I am getting a lot of profiling overhead when trying to profile my code using nvvp
(or with nvprof
Overall time is 98 ms and I'm getting 85 ms of "Instrumentation" in the first kernel launch.
How can I reduce this profiling overhead or otherwise zoom-in on just the part that I'm interested in?
I am running this with "Start execution with profiling enabled" unchecked and I've limited the profiling using cudaProfilerStart
like so:
/* --- generate data etc --- */
// Call the function once to warm up the FFT plan cache
applyConvolution( T, N, stride, plans, yData, phiW, fData, y_dwt );
gpuErrchk( cudaDeviceSynchronize() );
// Call it once for profiling
applyConvolution( T, N, stride, plans, yData, phiW, fData, y_dwt );
gpuErrchk( cudaDeviceSynchronize() );
where applyConvolution()
is the function that I'm profiling.
I am using CUDA Toolkit 8.0 on Ubuntu 16.04 with a GTX 1080.
As I was writing up this question, I thought I'd try messing around with the profiler settings to try and preempt some potential answer-in-comment material.
To my surprise, disabling "Enable concurrent kernel profiling" got rid of the profiler overhead completely:
But perhaps this shouldn't have been that much of a surprise:
Enable concurrent kernel profiling - This option should be selected for an application that uses CUDA streams to launch kernels that can execute concurrently.
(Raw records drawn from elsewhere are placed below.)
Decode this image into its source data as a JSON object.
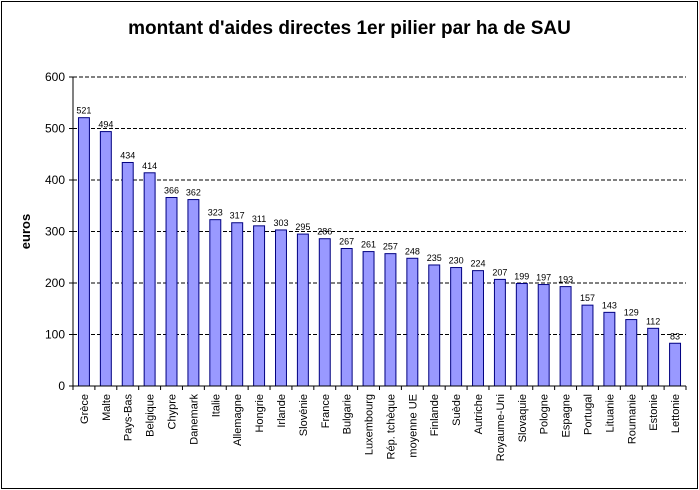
{
  "chart_data": {
    "type": "bar",
    "title": "montant d'aides directes 1er pilier par ha de SAU",
    "xlabel": "",
    "ylabel": "euros",
    "ylim": [
      0,
      600
    ],
    "yticks": [
      0,
      100,
      200,
      300,
      400,
      500,
      600
    ],
    "grid": true,
    "legend": "none",
    "categories": [
      "Grèce",
      "Malte",
      "Pays-Bas",
      "Belgique",
      "Chypre",
      "Danemark",
      "Italie",
      "Allemagne",
      "Hongrie",
      "Irlande",
      "Slovénie",
      "France",
      "Bulgarie",
      "Luxembourg",
      "Rép. tchèque",
      "moyenne UE",
      "Finlande",
      "Suède",
      "Autriche",
      "Royaume-Uni",
      "Slovaquie",
      "Pologne",
      "Espagne",
      "Portugal",
      "Lituanie",
      "Roumanie",
      "Estonie",
      "Lettonie"
    ],
    "values": [
      521,
      494,
      434,
      414,
      366,
      362,
      323,
      317,
      311,
      303,
      295,
      286,
      267,
      261,
      257,
      248,
      235,
      230,
      224,
      207,
      199,
      197,
      193,
      157,
      143,
      129,
      112,
      83
    ],
    "bar_color": "#9999ff",
    "bar_edge_color": "#000080",
    "gridline_color": "#000000"
  }
}
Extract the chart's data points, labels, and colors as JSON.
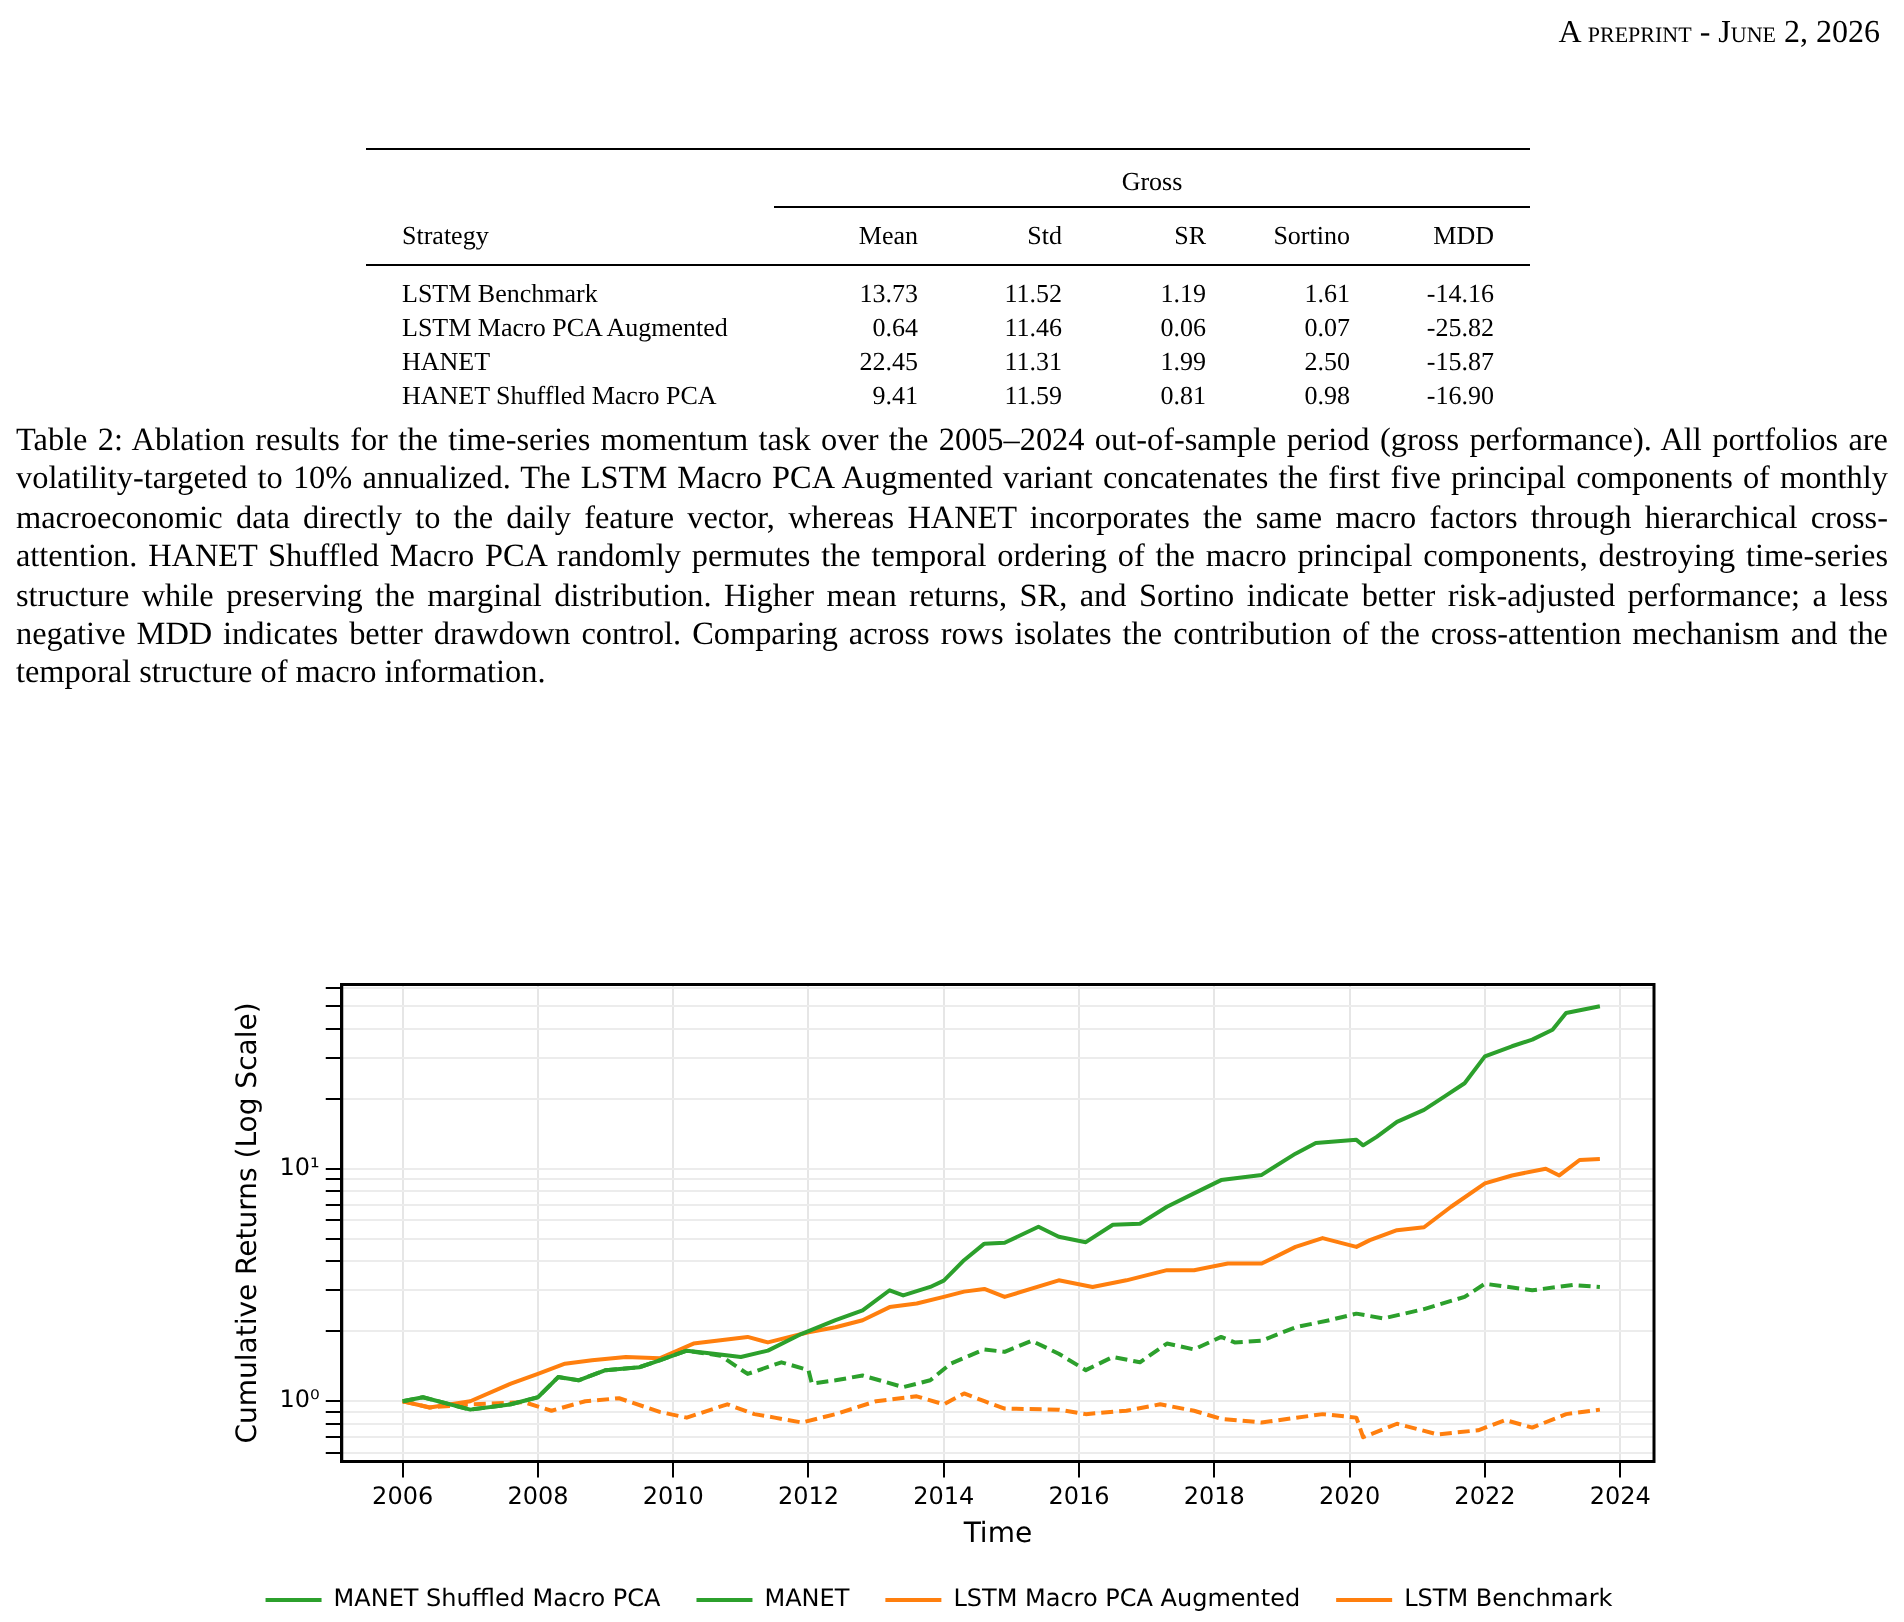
{
  "chart_data": [
    {
      "type": "other",
      "title": "Gross",
      "ylabel": "Strategy",
      "categories": [
        "LSTM Benchmark",
        "LSTM Macro PCA Augmented",
        "HANET",
        "HANET Shuffled Macro PCA"
      ],
      "series": [
        {
          "name": "Mean",
          "values": [
            13.73,
            0.64,
            22.45,
            9.41
          ],
          "value_labels": [
            "13.73",
            "0.64",
            "22.45",
            "9.41"
          ]
        },
        {
          "name": "Std",
          "values": [
            11.52,
            11.46,
            11.31,
            11.59
          ],
          "value_labels": [
            "11.52",
            "11.46",
            "11.31",
            "11.59"
          ]
        },
        {
          "name": "SR",
          "values": [
            1.19,
            0.06,
            1.99,
            0.81
          ],
          "value_labels": [
            "1.19",
            "0.06",
            "1.99",
            "0.81"
          ]
        },
        {
          "name": "Sortino",
          "values": [
            1.61,
            0.07,
            2.5,
            0.98
          ],
          "value_labels": [
            "1.61",
            "0.07",
            "2.50",
            "0.98"
          ]
        },
        {
          "name": "MDD",
          "values": [
            -14.16,
            -25.82,
            -15.87,
            -16.9
          ],
          "value_labels": [
            "-14.16",
            "-25.82",
            "-15.87",
            "-16.90"
          ]
        }
      ],
      "annotations": [
        "A preprint - June 2, 2026",
        "Table 2: Ablation results for the time-series momentum task over the 2005–2024 out-of-sample period (gross performance). All portfolios are volatility-targeted to 10% annualized. The LSTM Macro PCA Augmented variant concatenates the first five principal components of monthly macroeconomic data directly to the daily feature vector, whereas HANET incorporates the same macro factors through hierarchical cross-attention. HANET Shuffled Macro PCA randomly permutes the temporal ordering of the macro principal components, destroying time-series structure while preserving the marginal distribution. Higher mean returns, SR, and Sortino indicate better risk-adjusted performance; a less negative MDD indicates better drawdown control. Comparing across rows isolates the contribution of the cross-attention mechanism and the temporal structure of macro information."
      ]
    },
    {
      "type": "line",
      "xlabel": "Time",
      "ylabel": "Cumulative Returns (Log Scale)",
      "log": "y",
      "xlim": [
        2005.1,
        2024.5
      ],
      "xticks": [
        2006,
        2008,
        2010,
        2012,
        2014,
        2016,
        2018,
        2020,
        2022,
        2024
      ],
      "ylim": [
        0.55,
        62
      ],
      "yticks": [
        {
          "value": 0.6,
          "label": null
        },
        {
          "value": 0.7,
          "label": null
        },
        {
          "value": 0.8,
          "label": null
        },
        {
          "value": 0.9,
          "label": null
        },
        {
          "value": 1,
          "label": "10⁰"
        },
        {
          "value": 2,
          "label": null
        },
        {
          "value": 3,
          "label": null
        },
        {
          "value": 4,
          "label": null
        },
        {
          "value": 5,
          "label": null
        },
        {
          "value": 6,
          "label": null
        },
        {
          "value": 7,
          "label": null
        },
        {
          "value": 8,
          "label": null
        },
        {
          "value": 9,
          "label": null
        },
        {
          "value": 10,
          "label": "10¹"
        },
        {
          "value": 20,
          "label": null
        },
        {
          "value": 30,
          "label": null
        },
        {
          "value": 40,
          "label": null
        },
        {
          "value": 50,
          "label": null
        },
        {
          "value": 60,
          "label": null
        }
      ],
      "grid": true,
      "legend": "bottom",
      "series": [
        {
          "name": "MANET Shuffled Macro PCA",
          "color": "#2ca02c",
          "line_style": "dashed",
          "x": [
            2006,
            2006.3,
            2007,
            2007.6,
            2008,
            2008.3,
            2008.6,
            2009,
            2009.5,
            2009.8,
            2010.2,
            2010.7,
            2011.1,
            2011.6,
            2012,
            2012.05,
            2012.4,
            2012.8,
            2013.4,
            2013.8,
            2014.1,
            2014.6,
            2014.9,
            2015.3,
            2015.7,
            2016.1,
            2016.5,
            2016.9,
            2017.3,
            2017.7,
            2018.1,
            2018.3,
            2018.7,
            2019.2,
            2019.7,
            2020.1,
            2020.5,
            2021.1,
            2021.7,
            2022,
            2022.7,
            2023.3,
            2023.7
          ],
          "values": [
            1,
            1.04,
            0.92,
            0.97,
            1.04,
            1.27,
            1.23,
            1.36,
            1.4,
            1.5,
            1.65,
            1.57,
            1.31,
            1.47,
            1.36,
            1.19,
            1.23,
            1.29,
            1.15,
            1.23,
            1.45,
            1.67,
            1.63,
            1.82,
            1.6,
            1.36,
            1.55,
            1.47,
            1.77,
            1.67,
            1.89,
            1.79,
            1.82,
            2.08,
            2.23,
            2.38,
            2.27,
            2.49,
            2.81,
            3.2,
            3,
            3.16,
            3.1
          ]
        },
        {
          "name": "MANET",
          "color": "#2ca02c",
          "line_style": "solid",
          "x": [
            2006,
            2006.3,
            2007,
            2007.6,
            2008,
            2008.3,
            2008.6,
            2009,
            2009.5,
            2009.8,
            2010.2,
            2010.6,
            2011,
            2011.4,
            2011.9,
            2012.4,
            2012.8,
            2013.2,
            2013.4,
            2013.8,
            2014,
            2014.3,
            2014.6,
            2014.9,
            2015.4,
            2015.7,
            2016.1,
            2016.5,
            2016.9,
            2017.3,
            2017.7,
            2018.1,
            2018.7,
            2019.2,
            2019.5,
            2020.1,
            2020.2,
            2020.4,
            2020.7,
            2021.1,
            2021.4,
            2021.7,
            2022,
            2022.4,
            2022.7,
            2023,
            2023.2,
            2023.7
          ],
          "values": [
            1,
            1.04,
            0.92,
            0.97,
            1.04,
            1.27,
            1.23,
            1.36,
            1.4,
            1.5,
            1.65,
            1.6,
            1.55,
            1.65,
            1.95,
            2.23,
            2.46,
            3,
            2.85,
            3.1,
            3.3,
            4.04,
            4.76,
            4.8,
            5.63,
            5.1,
            4.83,
            5.74,
            5.8,
            6.86,
            7.83,
            8.93,
            9.4,
            11.6,
            12.9,
            13.3,
            12.6,
            13.7,
            15.9,
            17.9,
            20.4,
            23.3,
            30.4,
            33.6,
            35.9,
            39.6,
            46.7,
            49.9
          ]
        },
        {
          "name": "LSTM Macro PCA Augmented",
          "color": "#ff7f0e",
          "line_style": "dashed",
          "x": [
            2006,
            2006.4,
            2007,
            2007.8,
            2008.2,
            2008.7,
            2009.2,
            2009.8,
            2010.2,
            2010.8,
            2011.2,
            2011.5,
            2011.9,
            2012.4,
            2013,
            2013.6,
            2014,
            2014.3,
            2014.6,
            2014.9,
            2015.7,
            2016.1,
            2016.7,
            2017.2,
            2017.7,
            2018.1,
            2018.7,
            2019.6,
            2020.1,
            2020.2,
            2020.7,
            2021.3,
            2021.9,
            2022.3,
            2022.7,
            2023.2,
            2023.7
          ],
          "values": [
            1,
            0.94,
            0.97,
            0.99,
            0.91,
            1,
            1.03,
            0.9,
            0.85,
            0.97,
            0.88,
            0.85,
            0.81,
            0.88,
            1,
            1.05,
            0.97,
            1.08,
            1,
            0.93,
            0.92,
            0.88,
            0.91,
            0.97,
            0.91,
            0.84,
            0.81,
            0.88,
            0.85,
            0.7,
            0.8,
            0.72,
            0.75,
            0.83,
            0.77,
            0.88,
            0.92
          ]
        },
        {
          "name": "LSTM Benchmark",
          "color": "#ff7f0e",
          "line_style": "solid",
          "x": [
            2006,
            2006.4,
            2007,
            2007.6,
            2008,
            2008.4,
            2008.8,
            2009.3,
            2009.8,
            2010.3,
            2010.7,
            2011.1,
            2011.4,
            2012,
            2012.4,
            2012.8,
            2013.2,
            2013.6,
            2014,
            2014.3,
            2014.6,
            2014.9,
            2015.7,
            2016.2,
            2016.7,
            2017.3,
            2017.7,
            2018.2,
            2018.7,
            2019.2,
            2019.6,
            2020.1,
            2020.3,
            2020.7,
            2021.1,
            2021.5,
            2022,
            2022.4,
            2022.9,
            2023.1,
            2023.4,
            2023.7
          ],
          "values": [
            1,
            0.94,
            1,
            1.19,
            1.31,
            1.45,
            1.5,
            1.55,
            1.53,
            1.77,
            1.83,
            1.89,
            1.79,
            1.98,
            2.08,
            2.23,
            2.54,
            2.63,
            2.81,
            2.96,
            3.04,
            2.81,
            3.31,
            3.1,
            3.31,
            3.66,
            3.66,
            3.91,
            3.91,
            4.61,
            5.03,
            4.61,
            4.93,
            5.44,
            5.6,
            6.86,
            8.64,
            9.35,
            10,
            9.35,
            10.9,
            11
          ]
        }
      ]
    }
  ]
}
If the application uses only a single stream (and therefore cannot have concurrent kernel execution), deselecting this option may decrease profiling overhead.
(taken from http://docs.nvidia.com/cuda/profiler-users-guide/)
An earlier version of the CUDA Profiler User's Guide also noted in a "Profiling Limitations" section that:
Concurrent kernel mode can add significant overhead if used on kernels that execute a large number of blocks and that have short execution durations.
Oh well. Posting this question/answer anyways in case it helps someone else avoid this annoyance.